La ciencia pretende contribuir con nuestro conocimiento de cómo funciona el mundo y el universo, la espiritualidad darnos un para qué queremos y necesitamos usar ese conocimiento. Ignorar a cualquiera de ella, es perdernos en el desequilibrio, volvernos tecnócratas sin brújula y sin ética o, por el contrario, en creyentes mágicos sin sentido crítico y de realidad.
Unos y otros han hecho cosas a lo largo de la historia humana que ha puesto en peligro nuestra propia existencia. Oppenheimer, quien lidereó desde Los Alamos, la creación de la bomba atómica, al ver las consecuencias de la acción de quienes solo querían ganar la guerra a toda costa, no tuvo más que decir: “me he convertido en un despedazador de mundos”.
Las Cruzadas, aquellas expediciones militares cristianas europeas entre los siglos XI y XIII, supuestamente con el propósito de recuperar la Tierra Santa del control musulmán, impulsadas por el papado, tuvo como efecto principal el aumento del poder monárquico y una profunda hostilidad religiosa, entre muchas otras cosas.

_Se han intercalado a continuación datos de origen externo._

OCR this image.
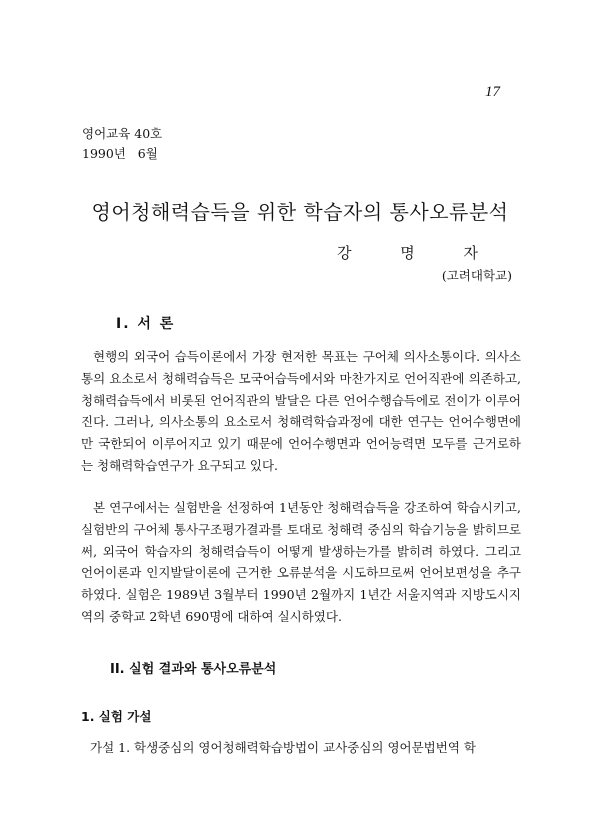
17
영어교육 40호
1990년   6월
영어청해력습득을 위한 학습자의 통사오류분석
강 명 자
(고려대학교)
I. 서 론

현행의 외국어 습득이론에서 가장 현저한 목표는 구어체 의사소통이다. 의사소통의 요소로서 청해력습득은 모국어습득에서와 마찬가지로 언어직관에 의존하고, 청해력습득에서 비롯된 언어직관의 발달은 다른 언어수행습득에로 전이가 이루어진다. 그러나, 의사소통의 요소로서 청해력학습과정에 대한 연구는 언어수행면에만 국한되어 이루어지고 있기 때문에 언어수행면과 언어능력면 모두를 근거로하는 청해력학습연구가 요구되고 있다.

본 연구에서는 실험반을 선정하여 1년동안 청해력습득을 강조하여 학습시키고, 실험반의 구어체 통사구조평가결과를 토대로 청해력 중심의 학습기능을 밝히므로써, 외국어 학습자의 청해력습득이 어떻게 발생하는가를 밝히려 하였다. 그리고 언어이론과 인지발달이론에 근거한 오류분석을 시도하므로써 언어보편성을 추구하였다. 실험은 1989년 3월부터 1990년 2월까지 1년간 서울지역과 지방도시지역의 중학교 2학년 690명에 대하여 실시하였다.

II. 실험 결과와 통사오류분석
1. 실험 가설
가설 1. 학생중심의 영어청해력학습방법이 교사중심의 영어문법번역 학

Hoy vivimos la irrupción y auge de las tecnologías de la comunicación y las redes sociales, así como la “invasión generalizada” de la IA, y lejos de encontrar alivio a la soledad que nos caracteriza hoy, la profundiza. Quizás por eso la Organización Mundial de la Salud no ha tenido otra que admitir que la enfermedad mental es la principal causa de muerte en el mundo. La evidencia es abrumadora.

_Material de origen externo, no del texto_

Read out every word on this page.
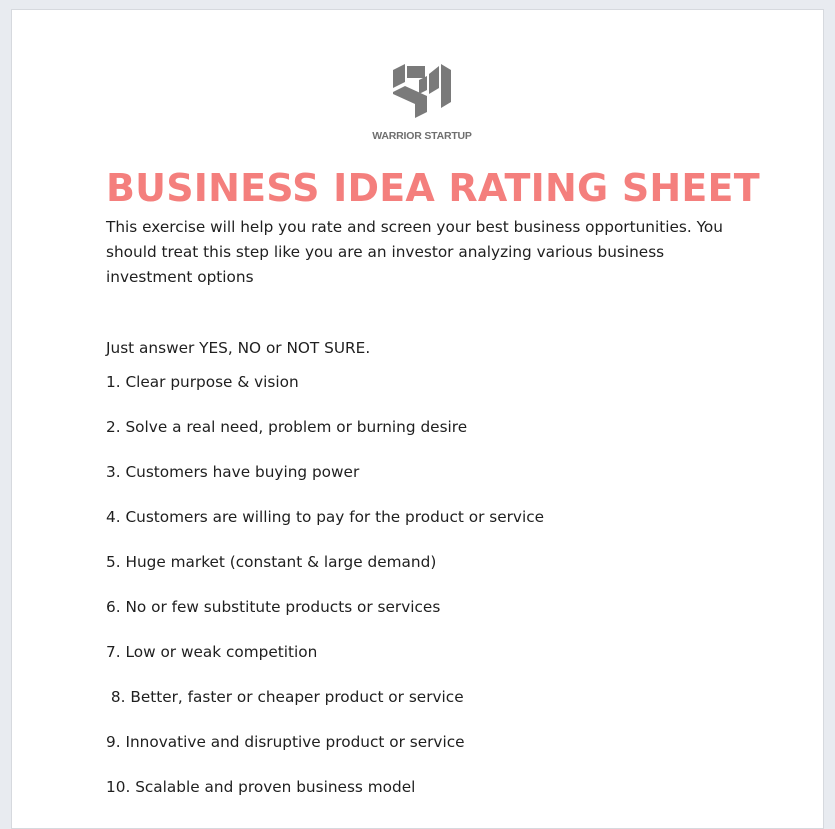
WARRIOR STARTUP
BUSINESS IDEA RATING SHEET

This exercise will help you rate and screen your best business opportunities. You should treat this step like you are an investor analyzing various business investment options

Just answer YES, NO or NOT SURE.

1. Clear purpose & vision
2. Solve a real need, problem or burning desire
3. Customers have buying power
4. Customers are willing to pay for the product or service
5. Huge market (constant & large demand)
6. No or few substitute products or services
7. Low or weak competition
8. Better, faster or cheaper product or service
9. Innovative and disruptive product or service
10. Scalable and proven business model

Byung-Chul Han lo describe como el “agotamiento del alma”, esa fatiga profunda y solitaria que caracteriza a lo que él llama “la sociedad del rendimiento”, en la que nos exponemos constantemente al cansancio físico y al agotamiento mental y espiritual, exigiéndonos productividad máxima y positividad tóxica. Lo que los especialistas llaman el síndrome del burnout.
Es imprescindible recuperar esa sensación de pequeñez de lo que somos en un universo inmenso, desconocido e impredecible, permitiéndonos ese motor ético poderoso que nos recuerda que no somos dueños del mundo, sino tan solo, parte de él. En esa perspectiva la ciencia nos ofrece respuestas y la espiritualidad las narrativas para sostener la vida.
No se trata tan solo de creer o no creer, más bien se trata de integrar.
Termino con dos frases de Pierre Teilhard de Chardin, jesuita, paleontólogo y filósofo francés conocido por su esfuerzo intelectual de integrar la evolución científica con la fe cristiana, quien nos decía:
“No somos seres humanos con una experiencia espiritual. Somos seres espirituales con una experiencia humana”.
“La construcción de la conciencia humana es el objetivo de la evolución”.